In a sense, the screenplay is the true star of the film, akin to the manner in which the screenplay is the star of Pulp Fiction. The script muses on and illustrates the interconnecting properties of faith, the rule of law and the trappings of virtues sold for profit, among other philosophical points. What’s remarkable is that the dialogue unites the conceptual equivalent of cats and dogs, managing to be both scholarly and entertaining. For anyone who’s ever done a master’s degree in political science knows that scholarly and entertaining are thoroughly divorced from one another.

Among the many noteworthy sequences of dialogue, there are many kernels embedded in the exchange between More and the Cardinal Wolsey, who vainly attempts to persuade him to give a thumbs up to the divorce so that the King can marry Anne Boleyn.  

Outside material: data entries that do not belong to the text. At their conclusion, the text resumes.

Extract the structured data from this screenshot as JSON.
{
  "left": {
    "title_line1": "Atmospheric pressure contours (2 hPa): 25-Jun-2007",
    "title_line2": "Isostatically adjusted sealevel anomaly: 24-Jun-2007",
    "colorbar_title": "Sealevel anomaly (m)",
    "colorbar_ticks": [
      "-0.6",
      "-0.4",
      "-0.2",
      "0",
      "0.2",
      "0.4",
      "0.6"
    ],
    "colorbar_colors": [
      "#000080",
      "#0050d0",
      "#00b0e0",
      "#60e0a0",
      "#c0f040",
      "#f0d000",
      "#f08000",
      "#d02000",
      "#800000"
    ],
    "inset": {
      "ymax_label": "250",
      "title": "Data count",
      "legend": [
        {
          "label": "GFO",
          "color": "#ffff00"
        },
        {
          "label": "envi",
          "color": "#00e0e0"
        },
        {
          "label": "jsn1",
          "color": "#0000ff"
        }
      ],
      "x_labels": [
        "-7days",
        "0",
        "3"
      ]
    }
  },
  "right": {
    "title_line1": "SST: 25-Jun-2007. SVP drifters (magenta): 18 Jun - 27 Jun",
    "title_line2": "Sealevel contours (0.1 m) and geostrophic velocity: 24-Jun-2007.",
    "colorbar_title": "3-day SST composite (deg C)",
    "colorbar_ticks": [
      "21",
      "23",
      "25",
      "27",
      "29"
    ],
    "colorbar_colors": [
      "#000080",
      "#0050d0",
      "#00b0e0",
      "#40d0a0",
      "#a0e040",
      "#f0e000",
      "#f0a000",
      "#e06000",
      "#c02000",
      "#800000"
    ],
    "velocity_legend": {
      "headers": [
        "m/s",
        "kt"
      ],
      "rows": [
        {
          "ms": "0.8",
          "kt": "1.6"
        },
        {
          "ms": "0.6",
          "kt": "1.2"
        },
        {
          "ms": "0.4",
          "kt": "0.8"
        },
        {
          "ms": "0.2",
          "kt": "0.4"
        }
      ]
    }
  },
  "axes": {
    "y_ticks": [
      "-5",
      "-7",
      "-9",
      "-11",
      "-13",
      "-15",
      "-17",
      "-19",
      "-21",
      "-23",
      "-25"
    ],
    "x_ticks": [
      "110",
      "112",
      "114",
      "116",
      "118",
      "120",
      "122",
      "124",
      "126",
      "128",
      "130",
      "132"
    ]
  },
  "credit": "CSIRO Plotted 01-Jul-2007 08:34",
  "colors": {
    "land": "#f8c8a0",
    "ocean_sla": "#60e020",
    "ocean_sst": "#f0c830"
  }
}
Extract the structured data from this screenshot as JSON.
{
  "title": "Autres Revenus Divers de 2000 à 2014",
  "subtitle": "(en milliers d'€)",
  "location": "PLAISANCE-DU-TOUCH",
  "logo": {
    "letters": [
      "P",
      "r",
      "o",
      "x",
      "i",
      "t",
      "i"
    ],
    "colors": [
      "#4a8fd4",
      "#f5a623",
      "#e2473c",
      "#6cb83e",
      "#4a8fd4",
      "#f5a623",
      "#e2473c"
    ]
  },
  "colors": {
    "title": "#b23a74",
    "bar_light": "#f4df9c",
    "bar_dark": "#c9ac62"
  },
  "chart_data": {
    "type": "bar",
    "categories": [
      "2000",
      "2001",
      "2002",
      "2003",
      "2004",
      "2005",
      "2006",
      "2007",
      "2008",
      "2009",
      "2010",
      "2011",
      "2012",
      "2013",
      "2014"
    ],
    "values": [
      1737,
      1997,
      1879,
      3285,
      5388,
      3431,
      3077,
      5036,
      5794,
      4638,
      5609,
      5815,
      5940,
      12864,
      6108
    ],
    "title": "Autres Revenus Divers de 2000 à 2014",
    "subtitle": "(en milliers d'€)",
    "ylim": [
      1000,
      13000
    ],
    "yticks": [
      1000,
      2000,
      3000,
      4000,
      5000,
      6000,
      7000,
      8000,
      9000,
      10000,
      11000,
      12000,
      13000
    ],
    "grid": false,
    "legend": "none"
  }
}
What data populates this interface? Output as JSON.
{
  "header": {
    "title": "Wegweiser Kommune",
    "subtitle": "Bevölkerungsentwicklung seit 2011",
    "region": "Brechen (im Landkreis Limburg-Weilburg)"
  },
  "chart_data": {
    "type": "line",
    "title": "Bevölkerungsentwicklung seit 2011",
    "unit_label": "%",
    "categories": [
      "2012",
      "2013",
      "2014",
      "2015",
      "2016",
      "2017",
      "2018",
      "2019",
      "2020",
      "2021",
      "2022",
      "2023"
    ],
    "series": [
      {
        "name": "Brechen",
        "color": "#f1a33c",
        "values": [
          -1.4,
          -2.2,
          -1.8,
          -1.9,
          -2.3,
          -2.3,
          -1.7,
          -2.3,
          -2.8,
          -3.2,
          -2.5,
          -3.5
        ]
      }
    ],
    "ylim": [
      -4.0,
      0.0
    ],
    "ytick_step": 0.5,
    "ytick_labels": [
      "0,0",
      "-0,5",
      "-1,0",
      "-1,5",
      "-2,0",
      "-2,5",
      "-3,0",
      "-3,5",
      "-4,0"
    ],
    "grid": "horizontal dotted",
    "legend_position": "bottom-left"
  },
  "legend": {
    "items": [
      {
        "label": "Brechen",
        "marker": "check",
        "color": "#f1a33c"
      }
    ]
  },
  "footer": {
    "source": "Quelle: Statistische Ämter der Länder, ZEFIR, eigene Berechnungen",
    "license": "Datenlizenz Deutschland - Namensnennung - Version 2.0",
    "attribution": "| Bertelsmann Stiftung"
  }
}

Cardinal Wolsey: That... thing out there; at least she's fertile.
Sir Thomas More: She's not his wife.
Cardinal Wolsey: No, Catherine's his wife and she's barren as a brick; are you going to pray for a miracle?
Sir Thomas More: There are precedents.

Obviously, wonderful conversations like these require the abilities of capable actors to unlock their wit and wisdom. Everyone in A Man for All Seasons is truly equal to the task, even Vanessa Redgrave, who, as Anne Boleyn, does nothing but make eyes at Henry VIII. Everyone inhabits their roles so precisely that the story’s events elicit genuine admiration, frustration and ultimately rage at the injustices wielded about. Paul Schofield is nothing if not commendable as Sir Thomas More. It’s a role that would seem to tempt actors to tread heavily into noble and passionate gestures and tones. But Schofield tethers his performance to the virtues of restraint, expressing More’s convictions like a mountain: quiet, majestic, yet immovable.

John Hurt also gives a standout performance as Richard Rich; a nebbish, rat-faced acquaintance of More’s who scuttles around his ankles, begging him for a position in the King’s Court. The antithesis of principle, Rich eventually sells out to aid the forces conspiring to bring More down in exchange for an appointment at court. Hurt perfectly embodies the insecure man with a storefront stocked full of virtues ready to be sold to anyone for the right price. His trembling manner and anxious expression imbue him with rodent-like characteristics that make the final courtroom scene an unforgettable moment when Rich quivers in bearing false testimony against More.

If there is one complaint worth registering against the film, it’s that visibly it felt too sensible and plain, which is disappointing from a director like Zinnemann. I suppose it’s due to the fact that it’s based on a theatrical work, but in several stretches the film felt like a recorded play on stage. Snooze. It’s exciting and energetic to experience live theater, sure, but it can be downright dull to watch theater on film. It drags and can be uninspiring. At times, A Man for All Seasons comes perilously close to putting its foot in those traps. It doesn’t use space effectively. The power and potential effects of editing are reduced to a minimum. Scenery is underutilized to foment any shock and awe. It feels largely unimaginative; eschewing the freedoms that a film adaptation can offer in so many areas that a confined stage can’t.

But the fact that A Man for All Seasons has the drab look of an old BBC production and can still retain electricity and wit is a testament to the films overall strength. It's not going to be put into a corner. But if you can forgive the film of it visual shortcomings, it’s a rewarding cinematic experience, one that you’re not likely to find among new releases today, given the indifference and/or hostility toward telling stories of men of great faith and courage. (And no, the current version of Noah doesn’t count).

Favorite Line: When More denies Rich’s request to help him secure a position in court, More suggests an different profession for him altogether, while simultaneously teaching him a lesson in the importance of perspective. 

Sir Thomas More: Why not be a teacher? You'd be a fine teacher; perhaps a great one.
Richard Rich: If I was, who would know it?
Sir Thomas More: you; your pupils; your friends; God. Not a bad public, that.